About Guided Therapeutics

Guided Therapeutics, Inc. (OTCBB: GTHP) (OTCQB: GTHP) is the maker of a rapid and painless testing platform based on its patented biophotonic technology that utilizes light for the early detection of disease at the cellular level. The Company’s first product is the LuViva® Advanced Cervical Scan, a non-invasive device used to detect cervical disease instantly and at the point of care. In a multi-center clinical trial, with women at risk for cervical disease, the technology was able to detect cervical cancer up to two years earlier than conventional modalities, according to published reports. Guided Therapeutics is also developing a non-invasive test for the early detection of esophageal cancer using the technology platform. For more information, visit: www.guidedinc.com.

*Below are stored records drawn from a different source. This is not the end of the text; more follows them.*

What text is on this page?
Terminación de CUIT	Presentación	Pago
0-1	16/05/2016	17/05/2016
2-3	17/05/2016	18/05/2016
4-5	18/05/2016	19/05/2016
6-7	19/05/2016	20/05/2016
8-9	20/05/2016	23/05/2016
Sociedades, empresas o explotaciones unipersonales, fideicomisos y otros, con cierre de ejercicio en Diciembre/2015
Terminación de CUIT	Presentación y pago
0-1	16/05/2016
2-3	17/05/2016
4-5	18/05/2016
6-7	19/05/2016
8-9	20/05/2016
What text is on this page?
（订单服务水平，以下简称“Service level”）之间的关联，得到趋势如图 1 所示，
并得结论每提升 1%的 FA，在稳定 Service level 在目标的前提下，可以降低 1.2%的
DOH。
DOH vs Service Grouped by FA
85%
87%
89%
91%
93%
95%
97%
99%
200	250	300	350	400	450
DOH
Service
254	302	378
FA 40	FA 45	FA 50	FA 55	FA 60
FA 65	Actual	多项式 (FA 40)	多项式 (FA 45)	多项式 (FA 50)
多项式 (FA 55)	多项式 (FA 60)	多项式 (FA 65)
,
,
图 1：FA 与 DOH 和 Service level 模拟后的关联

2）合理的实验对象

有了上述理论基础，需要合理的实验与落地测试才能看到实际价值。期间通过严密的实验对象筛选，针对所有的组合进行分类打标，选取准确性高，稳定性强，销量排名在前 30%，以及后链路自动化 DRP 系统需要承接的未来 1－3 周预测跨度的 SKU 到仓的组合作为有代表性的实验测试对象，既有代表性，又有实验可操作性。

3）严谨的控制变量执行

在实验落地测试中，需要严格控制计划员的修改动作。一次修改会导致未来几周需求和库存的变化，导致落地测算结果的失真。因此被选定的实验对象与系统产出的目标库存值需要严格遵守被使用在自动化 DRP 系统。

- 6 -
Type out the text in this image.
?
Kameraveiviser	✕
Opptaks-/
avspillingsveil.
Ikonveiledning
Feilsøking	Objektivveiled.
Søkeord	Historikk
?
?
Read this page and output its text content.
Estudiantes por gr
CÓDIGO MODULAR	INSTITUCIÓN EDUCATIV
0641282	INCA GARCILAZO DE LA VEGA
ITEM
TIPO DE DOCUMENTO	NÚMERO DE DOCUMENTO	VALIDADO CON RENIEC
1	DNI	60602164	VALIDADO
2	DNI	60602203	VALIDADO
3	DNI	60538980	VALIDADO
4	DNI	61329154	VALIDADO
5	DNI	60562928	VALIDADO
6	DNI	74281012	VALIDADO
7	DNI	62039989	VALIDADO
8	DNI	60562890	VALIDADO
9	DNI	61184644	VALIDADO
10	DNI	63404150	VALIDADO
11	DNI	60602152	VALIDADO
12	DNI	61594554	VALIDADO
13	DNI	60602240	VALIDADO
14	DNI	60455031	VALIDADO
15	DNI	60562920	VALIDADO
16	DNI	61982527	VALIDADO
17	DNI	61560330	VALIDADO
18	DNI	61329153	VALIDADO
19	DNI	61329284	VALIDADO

The Guided Therapeutics LuViva® Advanced Cervical Scan is an investigational device and is limited by federal law to investigational use. LuViva, the wave logo and "Early detection, better outcomes" are registered trademarks owned by Guided Therapeutics, Inc.

Forward-Looking Statements Disclaimer: A number of the matters and subject areas discussed in this news release that are not historical or current facts deal with potential future circumstances and developments. The discussion of such matters and subject areas is qualified by the inherent risks and uncertainties surrounding future expectations generally and also may materially differ from Guided Therapeutics’ actual future experience involving any of or more of such matters and subject areas. Such risks and uncertainties include those related to the early stage of products in development, the uncertainty of market acceptance of products, the uncertainty of development or effectiveness of distribution channels, the intense competition in the medical device industry, the uncertainty of capital to develop products, the uncertainty of regulatory approval of products, dependence on licensed intellectual property, as well as those that are more fully described from time to time under the heading “Risk Factors” in Guided Therapeutics’ reports filed with the SEC, including Guided Therapeutics’ Annual Report on Form 10-K for the fiscal year ended December 31, 2013, and subsequent quarterly reports.